Confiança alerta para saturação das redes de águas pluviais e residuais do Funchal

Na reunião de Câmara Municipal do Funchal desta semana, a Confiança questionou o actual executivo sobre os impactos das intensas chuvas que têm assolado a cidade nas últimas semanas, revelando falhas estruturais graves nas redes de águas residuais e pluviais do concelho.

“As inundações, os alagamentos e os constrangimentos sentidos em vários pontos do Funchal, são reflexo não só da inexistência de segregação das águas pluviais, mas também da saturação das nossas redes de drenagem, que não têm capacidade para lidar com eventos meteorológicos mais intensos”, considerou o vereador Miguel Silva Gouveia, frisando que “esta realidade exige um investimento urgente e estratégico na modernização e ampliação destas infra-estruturas básicas”.

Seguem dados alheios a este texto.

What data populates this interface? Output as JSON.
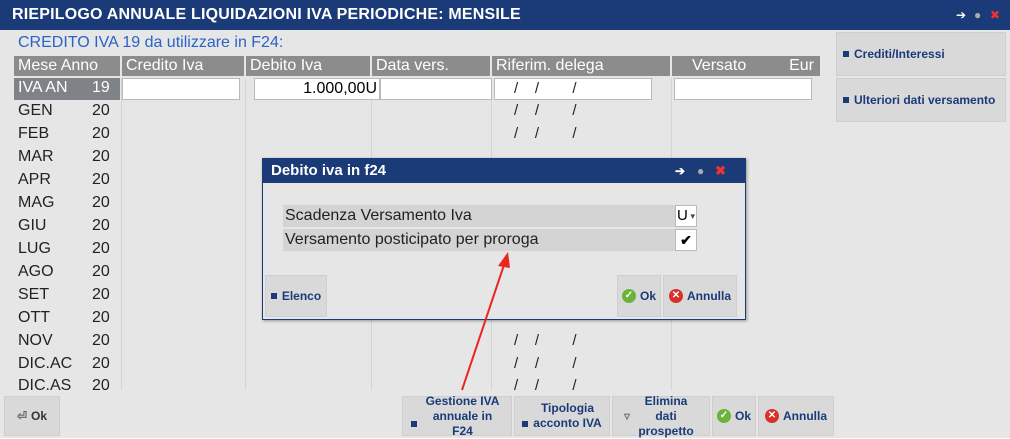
{
  "window": {
    "title": "RIEPILOGO ANNUALE LIQUIDAZIONI IVA PERIODICHE: MENSILE"
  },
  "main": {
    "subtitle": "CREDITO IVA 19 da utilizzare in F24:",
    "columns": [
      "Mese Anno",
      "Credito Iva",
      "Debito Iva",
      "Data vers.",
      "Riferim. delega",
      "Versato",
      "Eur"
    ],
    "first_row": {
      "label": "IVA AN",
      "year": "19",
      "debito": "1.000,00U"
    },
    "rows": [
      {
        "label": "GEN",
        "year": "20"
      },
      {
        "label": "FEB",
        "year": "20"
      },
      {
        "label": "MAR",
        "year": "20"
      },
      {
        "label": "APR",
        "year": "20"
      },
      {
        "label": "MAG",
        "year": "20"
      },
      {
        "label": "GIU",
        "year": "20"
      },
      {
        "label": "LUG",
        "year": "20"
      },
      {
        "label": "AGO",
        "year": "20"
      },
      {
        "label": "SET",
        "year": "20"
      },
      {
        "label": "OTT",
        "year": "20"
      },
      {
        "label": "NOV",
        "year": "20"
      },
      {
        "label": "DIC.AC",
        "year": "20"
      },
      {
        "label": "DIC.AS",
        "year": "20"
      }
    ],
    "delega_slashes": "/    /        /"
  },
  "sidebar": {
    "crediti": "Crediti/Interessi",
    "ulteriori": "Ulteriori dati versamento"
  },
  "bottom": {
    "ok": "Ok",
    "gestione": "Gestione IVA annuale in F24",
    "tipologia": "Tipologia acconto IVA",
    "elimina": "Elimina dati prospetto",
    "ok2": "Ok",
    "annulla": "Annulla"
  },
  "dialog": {
    "title": "Debito iva in f24",
    "field1": "Scadenza Versamento Iva",
    "field1_value": "U",
    "field2": "Versamento posticipato per proroga",
    "field2_checked": "✔",
    "elenco": "Elenco",
    "ok": "Ok",
    "annulla": "Annulla"
  },
  "colors": {
    "titlebar": "#1a3a78",
    "accent": "#2a63c7",
    "arrow": "#e8281e"
  }
}
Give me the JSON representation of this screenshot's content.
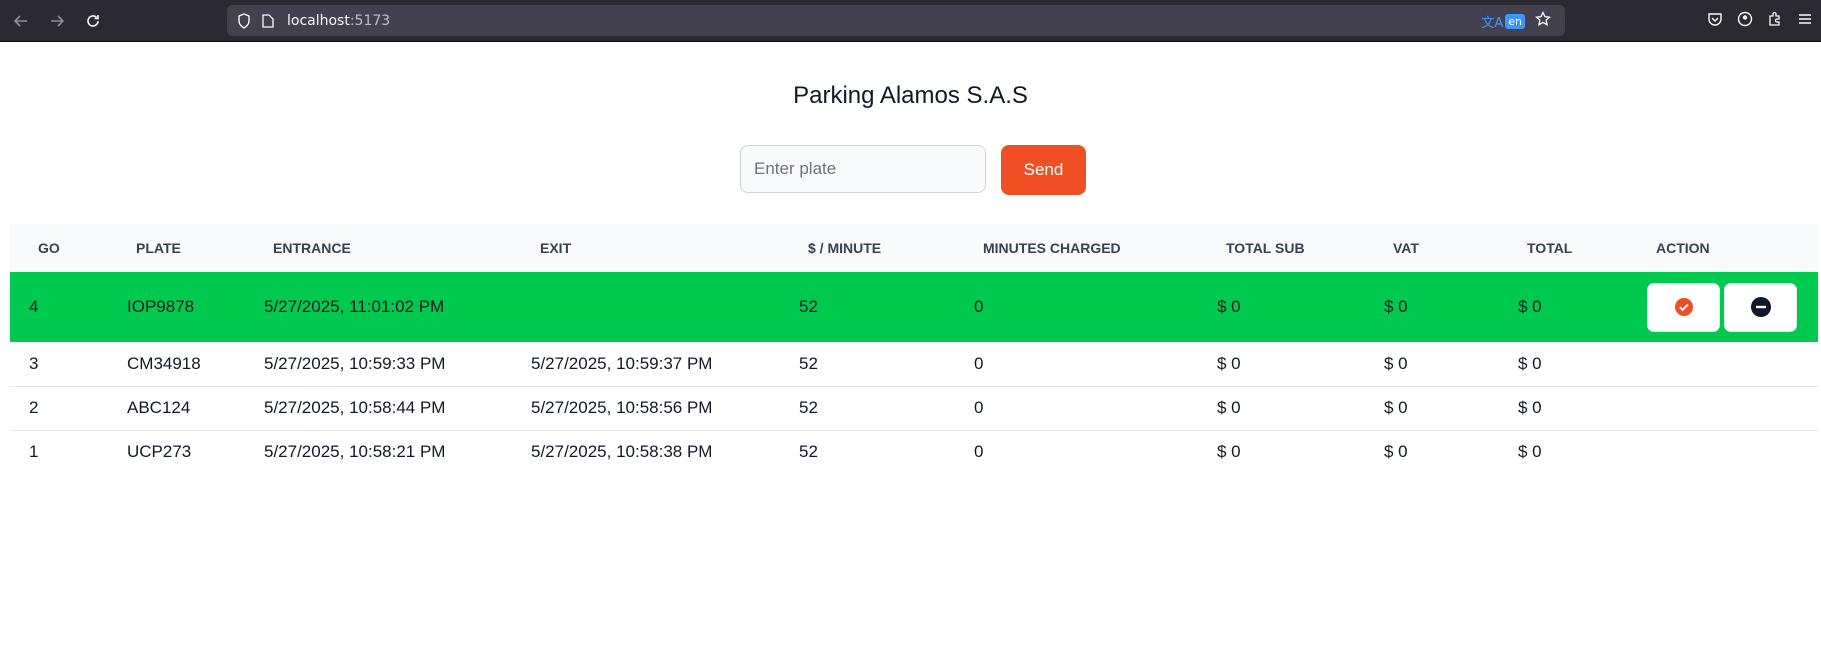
{
  "browser": {
    "url_host": "localhost",
    "url_port": ":5173",
    "translate_lang": "en"
  },
  "page": {
    "title": "Parking Alamos S.A.S"
  },
  "form": {
    "plate_placeholder": "Enter plate",
    "send_label": "Send"
  },
  "table": {
    "headers": [
      "GO",
      "PLATE",
      "ENTRANCE",
      "EXIT",
      "$ / MINUTE",
      "MINUTES CHARGED",
      "TOTAL SUB",
      "VAT",
      "TOTAL",
      "ACTION"
    ],
    "rows": [
      {
        "go": "4",
        "plate": "IOP9878",
        "entrance": "5/27/2025, 11:01:02 PM",
        "exit": "",
        "rate": "52",
        "minutes": "0",
        "total_sub": "$ 0",
        "vat": "$ 0",
        "total": "$ 0"
      },
      {
        "go": "3",
        "plate": "CM34918",
        "entrance": "5/27/2025, 10:59:33 PM",
        "exit": "5/27/2025, 10:59:37 PM",
        "rate": "52",
        "minutes": "0",
        "total_sub": "$ 0",
        "vat": "$ 0",
        "total": "$ 0"
      },
      {
        "go": "2",
        "plate": "ABC124",
        "entrance": "5/27/2025, 10:58:44 PM",
        "exit": "5/27/2025, 10:58:56 PM",
        "rate": "52",
        "minutes": "0",
        "total_sub": "$ 0",
        "vat": "$ 0",
        "total": "$ 0"
      },
      {
        "go": "1",
        "plate": "UCP273",
        "entrance": "5/27/2025, 10:58:21 PM",
        "exit": "5/27/2025, 10:58:38 PM",
        "rate": "52",
        "minutes": "0",
        "total_sub": "$ 0",
        "vat": "$ 0",
        "total": "$ 0"
      }
    ]
  },
  "colors": {
    "accent": "#ef4f23",
    "active_row": "#00c950"
  },
  "icons": {
    "confirm": "check-circle-icon",
    "remove": "minus-circle-icon"
  }
}
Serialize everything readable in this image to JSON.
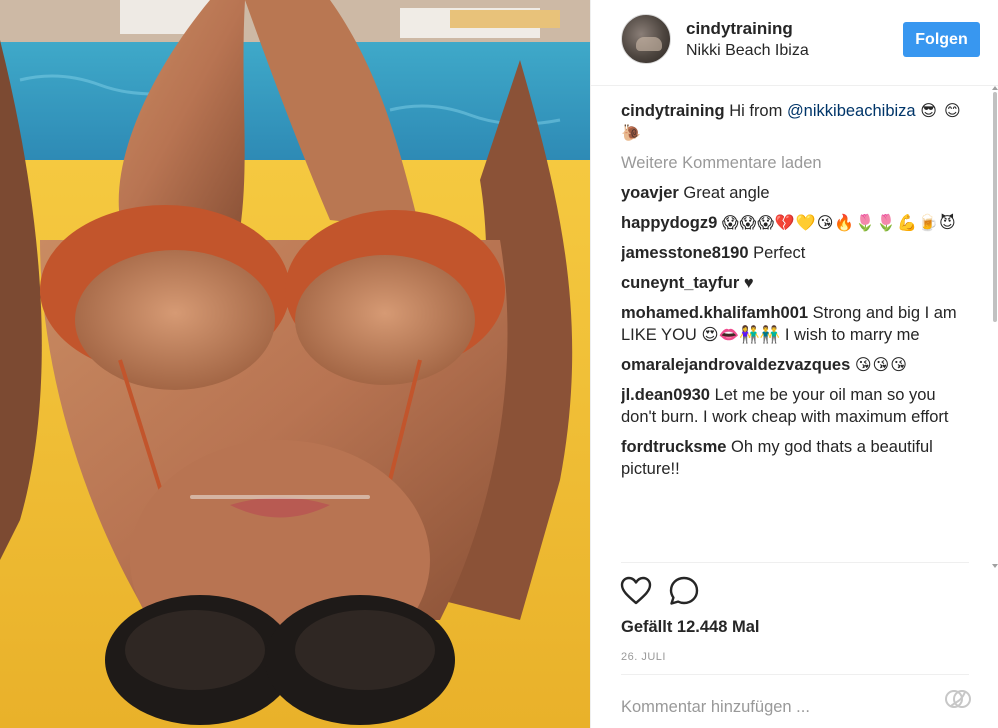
{
  "post": {
    "author": "cindytraining",
    "location": "Nikki Beach Ibiza",
    "follow_label": "Folgen",
    "caption": {
      "user": "cindytraining",
      "text_before": "Hi from ",
      "mention": "@nikkibeachibiza",
      "emojis": "😎 😊🐌"
    },
    "load_more": "Weitere Kommentare laden",
    "comments": [
      {
        "user": "yoavjer",
        "text": "Great angle"
      },
      {
        "user": "happydogz9",
        "text": "😱😱😱💔💛😘🔥🌷🌷💪🍺😈"
      },
      {
        "user": "jamesstone8190",
        "text": "Perfect"
      },
      {
        "user": "cuneynt_tayfur",
        "text": "♥"
      },
      {
        "user": "mohamed.khalifamh001",
        "text": "Strong and big I am LIKE YOU 😍👄👫👬 I wish to marry me"
      },
      {
        "user": "omaralejandrovaldezvazques",
        "text": "😘😘😘"
      },
      {
        "user": "jl.dean0930",
        "text": "Let me be your oil man so you don't burn. I work cheap with maximum effort"
      },
      {
        "user": "fordtrucksme",
        "text": "Oh my god thats a beautiful picture!!"
      }
    ],
    "likes": "Gefällt 12.448 Mal",
    "date": "26. JULI",
    "comment_placeholder": "Kommentar hinzufügen ..."
  },
  "icons": {
    "like": "heart-icon",
    "comment": "speech-bubble-icon",
    "more": "more-options-icon"
  },
  "colors": {
    "follow_button": "#3897f0",
    "mention": "#003569",
    "muted": "#999999",
    "text": "#262626"
  }
}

Na conferência de imprensa, a Confiança alertou ainda para o agravamento da situação face ao crescimento urbano acentuado que se verifica no sector ocidental da cidade, sem o devido planeamento e reforço das redes de suporte.

“É imperativo que o crescimento do Funchal não aconteça à custa da qualidade de vida de quem cá vive. O planeamento tem de ser feito com responsabilidade, prevendo a capacidade das infra-estruturas básicas, como redes de água, saneamento e pluviais”, defendeu Miguel Gouveia.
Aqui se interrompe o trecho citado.